Hired studied salary offers in the tech industry and found that men are being offered more money.

Posted April 12th, 2016

A gender wage gap analysis done by jobs site shows that technology employers are frequently offering women lower salaries than men for the same jobs at the same company. found that 69 percent of the time men receive higher salary offers than women for the same job title at the same company.  And tech employers are offering women salaries that are 3 percent less than men for the same jobs. 

This analysis was released on Tuesday, which is also Equal Pay Day, a day intended to draw attention to the gender wage gap. April 12 is how far into the year the average women must work to match the average man's earnings from the previous year. On average, women make 79 cents for every dollar a man earns, according to Census data.

The technology sector is a key employment base in Austin, accounting for about 110,000 local jobs as of the first of the year, according to the Computing Technology Industry Association.

Because Hired helps connect tech employers with job seekers through a  process that involves reviewing and accepting job offers, the company has an insider vantage point to study the gender wage gap. 

Hired has access to not only salary offers being extended to job candidates, but it knows the "salary expectations" that job seekers set. One of Hired's more interesting conclusions about the causes of the wage gap is that women are setting their salary expectations lower than men do. 

For instance, the average woman using Hired sets her expected salaries at $14,000 less per year than the average man. (One caveat to this data is that there are many more men than women using Hired.)


Data scientist Jessica Kirkpatrick, who helped compile this data for Hired, said in Austin the "expectation gap" is actually lower - only 9 percent. During a phone interview, Kirkpatrick said that when Hired controlled for the women and men with the same level experience applying for the same role, the expectation gap narrowed to 3 percent. 

The reason there is an "expectation gap" at all is due to several factors, Kirkpatrick said, including that men are disproportionately represented in higher-wage jobs, such as software engineering, but also that women tend to be paid less than men in their first jobs out of college, which can impact their salaries for the rest of their careers.

That's why Kirkpatrick found that the expectation gap widens as years of experience increases. 

Women might also under-sell themselves, she said. For instance, before she started working for Hired, Kirkpatrick used the Hired platform to try to get a job.
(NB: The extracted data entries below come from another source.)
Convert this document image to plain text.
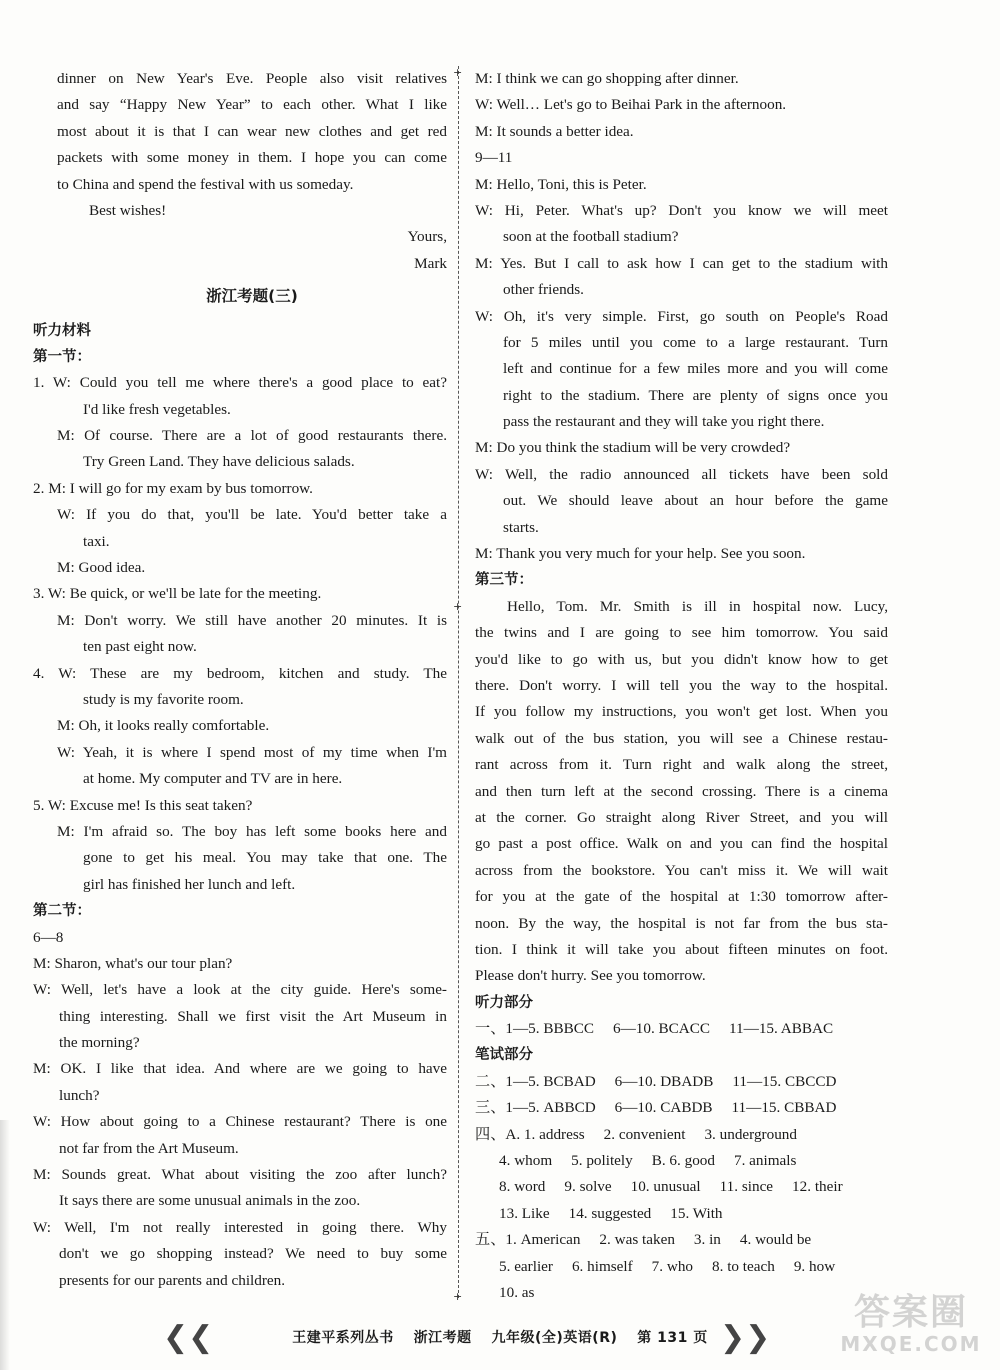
dinner on New Year's Eve. People also visit relatives
and say “Happy New Year” to each other. What I like
most about it is that I can wear new clothes and get red
packets with some money in them. I hope you can come
to China and spend the festival with us someday.
Best wishes!
Yours,
Mark
浙江考题(三)
听力材料
第一节：
1. W: Could you tell me where there's a good place to eat?
I'd like fresh vegetables.
M: Of course. There are a lot of good restaurants there.
Try Green Land. They have delicious salads.
2. M: I will go for my exam by bus tomorrow.
W: If you do that, you'll be late. You'd better take a
taxi.
M: Good idea.
3. W: Be quick, or we'll be late for the meeting.
M: Don't worry. We still have another 20 minutes. It is
ten past eight now.
4. W: These are my bedroom, kitchen and study. The
study is my favorite room.
M: Oh, it looks really comfortable.
W: Yeah, it is where I spend most of my time when I'm
at home. My computer and TV are in here.
5. W: Excuse me! Is this seat taken?
M: I'm afraid so. The boy has left some books here and
gone to get his meal. You may take that one. The
girl has finished her lunch and left.
第二节：
6—8
M: Sharon, what's our tour plan?
W: Well, let's have a look at the city guide. Here's some-
thing interesting. Shall we first visit the Art Museum in
the morning?
M: OK. I like that idea. And where are we going to have
lunch?
W: How about going to a Chinese restaurant? There is one
not far from the Art Museum.
M: Sounds great. What about visiting the zoo after lunch?
It says there are some unusual animals in the zoo.
W: Well, I'm not really interested in going there. Why
don't we go shopping instead? We need to buy some
presents for our parents and children.
+
+
+
M: I think we can go shopping after dinner.
W: Well… Let's go to Beihai Park in the afternoon.
M: It sounds a better idea.
9—11
M: Hello, Toni, this is Peter.
W: Hi, Peter. What's up? Don't you know we will meet
soon at the football stadium?
M: Yes. But I call to ask how I can get to the stadium with
other friends.
W: Oh, it's very simple. First, go south on People's Road
for 5 miles until you come to a large restaurant. Turn
left and continue for a few miles more and you will come
right to the stadium. There are plenty of signs once you
pass the restaurant and they will take you right there.
M: Do you think the stadium will be very crowded?
W: Well, the radio announced all tickets have been sold
out. We should leave about an hour before the game
starts.
M: Thank you very much for your help. See you soon.
第三节：
Hello, Tom. Mr. Smith is ill in hospital now. Lucy,
the twins and I are going to see him tomorrow. You said
you'd like to go with us, but you didn't know how to get
there. Don't worry. I will tell you the way to the hospital.
If you follow my instructions, you won't get lost. When you
walk out of the bus station, you will see a Chinese restau-
rant across from it. Turn right and walk along the street,
and then turn left at the second crossing. There is a cinema
at the corner. Go straight along River Street, and you will
go past a post office. Walk on and you can find the hospital
across from the bookstore. You can't miss it. We will wait
for you at the gate of the hospital at 1:30 tomorrow after-
noon. By the way, the hospital is not far from the bus sta-
tion. I think it will take you about fifteen minutes on foot.
Please don't hurry. See you tomorrow.
听力部分
一、1—5. BBBCC  6—10. BCACC  11—15. ABBAC
笔试部分
二、1—5. BCBAD  6—10. DBADB  11—15. CBCCD
三、1—5. ABBCD  6—10. CABDB  11—15. CBBAD
四、A. 1. address  2. convenient  3. underground
4. whom  5. politely  B. 6. good  7. animals
8. word  9. solve  10. unusual  11. since  12. their
13. Like  14. suggested  15. With
五、1. American  2. was taken  3. in  4. would be
5. earlier  6. himself  7. who  8. to teach  9. how
10. as
❮❮	王建平系列丛书  浙江考题  九年级(全)英语(R)  第 131 页 ❯❯
答案圈
MXQE.COM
A talent advocate who works for Hired told her that she was under-pricing herself by $30,000. She ended up getting a job that paid her $30,000 more than she had originally expected. 

Because various studies have shown women can be punished for acting too aggressively in negotiations, Kirkpatrick argues Hired helps solve this problem by being up front about salary expectations at the start. 

"Having the salary transparency takes away some of the pressure of negotiations," Kirkpatrick said. 

Hired is releasing studies like this to try and encourage companies to focus more on "market value" versus what a candidate is currently paid, which can be influenced by biases or inequities. 

Kirkpatrick's study also revealed a few promising trends for women. 

Younger, smaller companies tend to have smaller wage gaps than bigger, established players. 

Hired theorizes that startups might pay more fairly because they have more salary transparency and have more rigid salary scales, in part because they typically offer equity in the company to many early hires. 

Hired's study looked at over 3,000 companies that were sending offers to 15,000 candidates. Their data is fairly recent -the company only looked at offers made in 2015 and 2016.  About 16 percent of Hired's job candidates are women. 

Though this data set certainly includes Austin, we weren't able to get city-level gender wage gap information. It's likely that it is more representative of salary negotiations in San Francisco or New York, their biggest markets.

Hired works with primarily tech employers, such as Facebook. In Austin it works with Spredfast, RetailMeNot and Under Armour in jobs such as software engineering, product managers and sales and marketing. 

Though this study didn't have much Austin-specific data, the company had previously done a more general salary study that was released in December. It concluded that even though Austin pays the third-lowest salaries of the companies it works with, the city is the bargain in the country when cost of living is factored in.